No hace falta recitar el plantillón que tendrá en sus manos tras las incorporaciones de Satoransky, Doellman, Pleiss y un alero por Papanikolaou, para que luego haga de alumno perezoso y estudie el día antes del examen para sacar un aprobado raspado. Pascual tiene que coger el toro por los cuernos y dar una bofetada a todos los que dicen que no es capaz de practicar un juego de bambalinas, un juego que llegue enamorar, es decir, que dentro de su filosofía de un resquicio a la inventiva del jugador, al basket de ida y vuelta, a intentar anotar un punto más que rival y no que te anoten uno menos… Pues como digo el Barça tiene arsenal de sobra para jugar a muchos puntos (al menos hasta las finales donde se juega un baloncesto de pico y pala), para ahogar a su rival a base de canastas sin necesidad de recurrir a la defensa y al baloncesto de media pista agotando las posesiones.

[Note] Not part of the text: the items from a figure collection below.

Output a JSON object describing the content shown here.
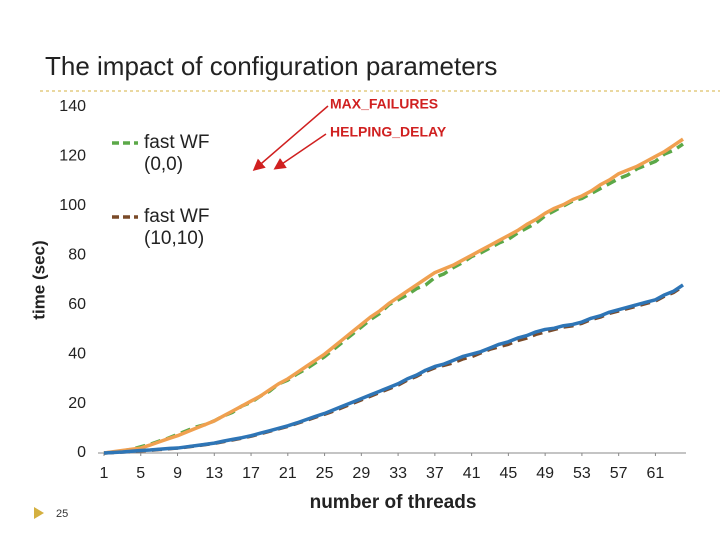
{
  "slide": {
    "title": "The impact of configuration parameters",
    "page_number": "25"
  },
  "chart_data": {
    "type": "line",
    "y_label": "time (sec)",
    "x_label": "number of threads",
    "annotations": [
      "MAX_FAILURES",
      "HELPING_DELAY"
    ],
    "x": [
      1,
      2,
      3,
      4,
      5,
      6,
      7,
      8,
      9,
      10,
      11,
      12,
      13,
      14,
      15,
      16,
      17,
      18,
      19,
      20,
      21,
      22,
      23,
      24,
      25,
      26,
      27,
      28,
      29,
      30,
      31,
      32,
      33,
      34,
      35,
      36,
      37,
      38,
      39,
      40,
      41,
      42,
      43,
      44,
      45,
      46,
      47,
      48,
      49,
      50,
      51,
      52,
      53,
      54,
      55,
      56,
      57,
      58,
      59,
      60,
      61,
      62,
      63,
      64
    ],
    "xlim": [
      1,
      64
    ],
    "xticks": [
      1,
      5,
      9,
      13,
      17,
      21,
      25,
      29,
      33,
      37,
      41,
      45,
      49,
      53,
      57,
      61
    ],
    "ylim": [
      0,
      140
    ],
    "yticks": [
      0,
      20,
      40,
      60,
      80,
      100,
      120,
      140
    ],
    "series": [
      {
        "name": "fast WF (0,0)",
        "color": "#5ba848",
        "dashed": true,
        "values": [
          0,
          0.3,
          0.8,
          1.5,
          2.5,
          3.5,
          4.8,
          6,
          7.5,
          9,
          10.5,
          11.5,
          13,
          15,
          16.5,
          19,
          20.5,
          23,
          25,
          28,
          29.5,
          32,
          34,
          36.5,
          39,
          42,
          45,
          48,
          51,
          54,
          56.5,
          60,
          62,
          64,
          66.5,
          68,
          71,
          72.5,
          75,
          77,
          79.5,
          81,
          83,
          85,
          86.5,
          89,
          91,
          93,
          96,
          98,
          100,
          102,
          103,
          105,
          107,
          109,
          111,
          112.5,
          115,
          116.5,
          118,
          121,
          122.5,
          125
        ]
      },
      {
        "color": "#f0a050",
        "dashed": false,
        "values": [
          0,
          0.5,
          1,
          1.5,
          2,
          3.2,
          4.5,
          5.8,
          7,
          8.5,
          10,
          11.5,
          13,
          15,
          17,
          19,
          21,
          23,
          25.5,
          28,
          30,
          32.5,
          35,
          37.5,
          40,
          43,
          46,
          49,
          52,
          55,
          57.5,
          60.5,
          63,
          65.5,
          68,
          70.5,
          73,
          74.5,
          76,
          78,
          80,
          82,
          84,
          86,
          88,
          90,
          92.5,
          94.5,
          97,
          99,
          100.5,
          102.5,
          104,
          106,
          108.5,
          110.5,
          113,
          114.5,
          116,
          118,
          120,
          122,
          124.5,
          127
        ]
      },
      {
        "name": "fast WF (10,10)",
        "color": "#7a4a28",
        "dashed": true,
        "values": [
          0,
          0.2,
          0.4,
          0.6,
          0.9,
          1.1,
          1.4,
          1.7,
          2,
          2.4,
          2.9,
          3.4,
          3.9,
          4.6,
          5.3,
          6,
          6.8,
          7.8,
          8.8,
          9.8,
          10.8,
          12,
          13.2,
          14.5,
          15.7,
          17,
          18.5,
          20,
          21.5,
          23,
          24.5,
          26,
          27.5,
          29.5,
          31,
          33,
          34.5,
          35.5,
          36.5,
          38,
          39,
          40.5,
          42,
          43,
          44,
          45.5,
          46.5,
          48,
          49,
          50,
          51,
          51.5,
          52.5,
          54,
          55,
          56.5,
          57.5,
          58.5,
          59.5,
          60.5,
          61.5,
          63.5,
          65,
          67.5
        ]
      },
      {
        "color": "#2e75b6",
        "dashed": false,
        "values": [
          0,
          0.2,
          0.4,
          0.7,
          1,
          1.2,
          1.5,
          1.8,
          2,
          2.5,
          3,
          3.5,
          4,
          4.8,
          5.5,
          6.2,
          7,
          8,
          9,
          10,
          11,
          12.2,
          13.5,
          14.8,
          16,
          17.5,
          19,
          20.5,
          22,
          23.5,
          25,
          26.5,
          28,
          30,
          31.5,
          33.5,
          35,
          36,
          37.5,
          39,
          40,
          41,
          42.5,
          44,
          45,
          46.5,
          47.5,
          49,
          50,
          50.5,
          51.5,
          52,
          53,
          54.5,
          55.5,
          57,
          58,
          59,
          60,
          61,
          62,
          64,
          65.5,
          68
        ]
      }
    ]
  }
}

Pero desgraciadamente en el deporte lo que mandan son los resultados, no hay esperanza y/o futuro para otras lindezas, y mientras su ‘ideología’ le siga funcionando como hasta ahora resulta difícil pensar en un lavado de cara del nuevo Barça en pro de un juego que enganche y enamore, de ahí que le pediría a Pascual, sin renunciar a su doctrina baloncestística, que piense para el próximo curso en…

“Libertad sin libertinaje”

Con ella la vida puede ser igual de maravillosa, el basket le estaría eternamente agradecido y no desaprovecharía los grandes dones de su excelsa plantilla.